RMIT Üniversitesi Melbourne kampüsünden bir ekip, "nanodot" adını verdikleri son derece küçük metal parçacıkların, insanlardaki kanser hücrelerini saptayıp yok edebileceğini ve hedefe yönelik tedavilerde yeni olanaklar sunabileceğini söylüyor.
Araştırma henüz erken aşamalarında ve halihazırda sadece laboratuvarda yetiştirilen hücrelerde test edilen yöntem, henüz hayvanlar veya insanlarda denenmedi. Öte yandan bulgular, kanser hücrelerinin mevcut zayıflıklarından yararlanan etkili bir yeni stratejiye işaret ediyor.
RMIT Mühendislik Fakültesi'nden Dr. Baoyue Zhang "Kanser hücreleri zaten sağlıklı hücrelerden daha yüksek stres altında yaşıyor" diye açıklıyor.
Bizim parçacıklarımız bu stresi biraz daha ileriye, kanser hücrelerinin kendi kendini yok etmesini tetikleyeceği noktaya taşıyor ve sağlıklı hücreler gayet iyi başa çıkıyor.
Nanodotlar, elektronik ve endüstriyel uygulamalarda yaygın kullanılan nadir bir metal olan molibdenden elde edilen molibden oksit adlı bir bileşikten üretildi.
Dr. Zhang, metalin kimyasal yapısındaki ince değişikliklerin, reaktif oksijen moleküllerinin salınmasına yol açtığını söylüyor.

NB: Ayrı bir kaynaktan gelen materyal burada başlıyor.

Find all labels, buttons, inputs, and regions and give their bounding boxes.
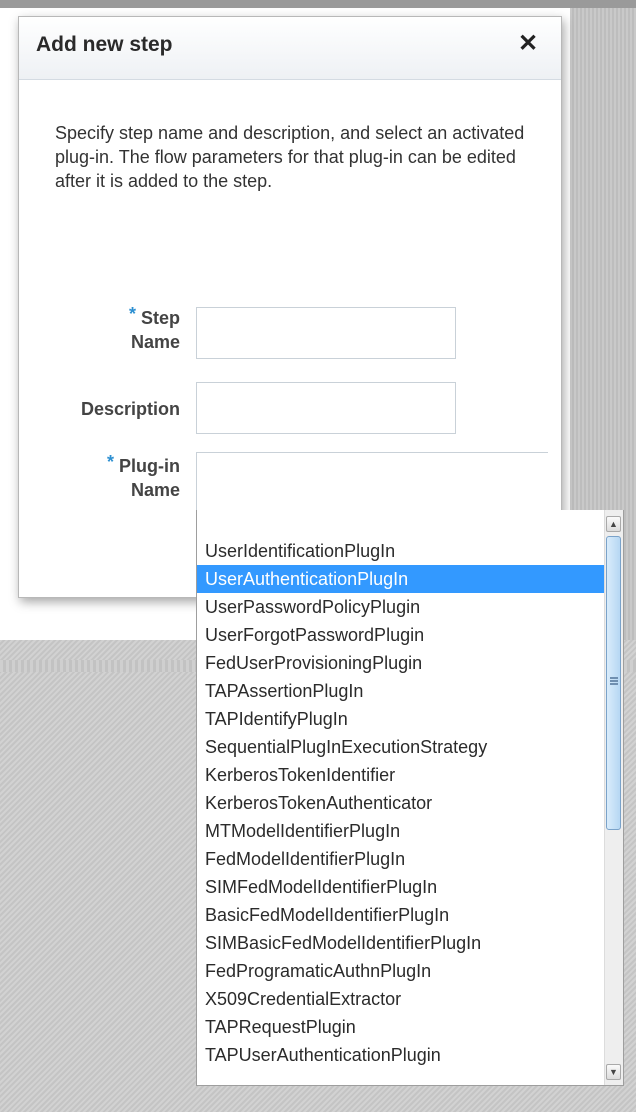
dropdown-option[interactable]: TAPIdentifyPlugIn xyxy=(197,705,607,733)
plugin-dropdown-list[interactable]: UserIdentificationPlugIn UserAuthenticati… xyxy=(196,510,624,1086)
background-top-band xyxy=(0,0,636,8)
dropdown-option[interactable]: UserPasswordPolicyPlugin xyxy=(197,593,607,621)
dropdown-option[interactable]: UserIdentificationPlugIn xyxy=(197,537,607,565)
dropdown-option[interactable]: UserForgotPasswordPlugin xyxy=(197,621,607,649)
plugin-name-select[interactable] xyxy=(196,452,548,510)
dropdown-option[interactable]: TAPAssertionPlugIn xyxy=(197,677,607,705)
grip-icon xyxy=(610,677,618,685)
plugin-name-label-line1: Plug-in xyxy=(119,456,180,476)
dropdown-option[interactable]: SIMBasicFedModelIdentifierPlugIn xyxy=(197,929,607,957)
scroll-thumb[interactable] xyxy=(606,536,621,830)
dropdown-option[interactable]: KerberosTokenAuthenticator xyxy=(197,789,607,817)
dropdown-option[interactable]: MTModelIdentifierPlugIn xyxy=(197,817,607,845)
description-label: Description xyxy=(80,399,180,419)
plugin-name-label-line2: Name xyxy=(130,480,180,500)
dropdown-option[interactable]: FedModelIdentifierPlugIn xyxy=(197,845,607,873)
step-name-label: * Step Name xyxy=(10,304,180,354)
close-icon[interactable]: ✕ xyxy=(515,31,541,57)
dropdown-scrollbar[interactable]: ▲ ▼ xyxy=(604,510,623,1085)
dropdown-option[interactable]: FedUserProvisioningPlugin xyxy=(197,649,607,677)
description-input[interactable] xyxy=(196,382,456,434)
dropdown-option[interactable]: SequentialPlugInExecutionStrategy xyxy=(197,733,607,761)
step-name-label-line1: Step xyxy=(140,308,180,328)
dropdown-option[interactable]: FedProgramaticAuthnPlugIn xyxy=(197,957,607,985)
dropdown-option[interactable]: X509CredentialExtractor xyxy=(197,985,607,1013)
scroll-down-icon[interactable]: ▼ xyxy=(606,1064,621,1080)
dialog-instructions: Specify step name and description, and s… xyxy=(55,123,525,191)
dropdown-option[interactable]: KerberosTokenIdentifier xyxy=(197,761,607,789)
dropdown-option[interactable]: TAPRequestPlugin xyxy=(197,1013,607,1041)
dialog-header: Add new step ✕ xyxy=(19,17,561,80)
dropdown-option[interactable]: TAPUserAuthenticationPlugin xyxy=(197,1041,607,1069)
plugin-name-label: * Plug-in Name xyxy=(10,452,180,502)
step-name-input[interactable] xyxy=(196,307,456,359)
dropdown-options: UserIdentificationPlugIn UserAuthenticati… xyxy=(197,537,607,1069)
dropdown-option[interactable]: UserAuthenticationPlugIn xyxy=(197,565,607,593)
scroll-up-icon[interactable]: ▲ xyxy=(606,516,621,532)
dialog-title: Add new step xyxy=(36,33,173,56)
dropdown-option[interactable]: SIMFedModelIdentifierPlugIn xyxy=(197,873,607,901)
required-indicator: * xyxy=(128,304,136,324)
step-name-label-line2: Name xyxy=(130,332,180,352)
dropdown-option[interactable]: BasicFedModelIdentifierPlugIn xyxy=(197,901,607,929)
required-indicator: * xyxy=(106,452,114,472)
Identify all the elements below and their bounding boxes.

Bu kararsız oksijen formlarının, hücrenin hayati bileşenlerine zarar vererek nihayetinde hücre ölümünü tetiklediği biliniyor.
Mevcut kanser tedavilerinin çoğu, tümörlerin yanı sıra sağlıklı dokulara da zarar veriyor; bu da kanser hücrelerindeki stresi artırma yeteneğinin, daha hedefe yönelik ve zararsız tedavilerin önünü açabileceği anlamına geliyor.
Ayrıca nanodotlar, altın ve gümüş gibi pahalı veya zehirli soy metaller yerine yaygın bulunan metal oksitten üretildiği için daha uygun fiyatlı ve güvenli üretim potansiyeline sahip.
Laboratuvar deneylerinde nanodotlar önemli bir seçicilik göstererek 24 saatlik bir süre içinde, sağlıklı hücrelerde gözlemlenen oranın üç katı hızda rahim ağzı kanseri hücrelerini yok etti.
Araştırmacılar, çok az miktarda hidrojen ve amonyum ekleyip metalin bileşimini ayarlayarak bu etkiyi elde etti. Bu ince ayar, parçacıkların yüksek seviyelerde oksijen molekülü üretmesini sağlayarak kanser hücrelerini apoptoza itti; yani vücudun hasarlı hücreleri ortadan kaldırdığı doğal mekanizmayı harekete geçirdi.
Avustralya merkezli araştırma ekibi, teknolojiyi geliştirmeye devam ettiklerini belirtiyor. Çalışmanın bir sonraki aşaması, nanodotların hedefe daha da kilitlenerek yalnızca tümörlerin içinde aktifleşmesini ve sağlıklı dokuyu asla etkilememesini sağlamaya odaklanıyor. Araştırmacılar ayrıca parçacıkları hayvanlarda test etmeye ve ölçeklenebilir üretim yöntemleri geliştirmeye de çalışıyor.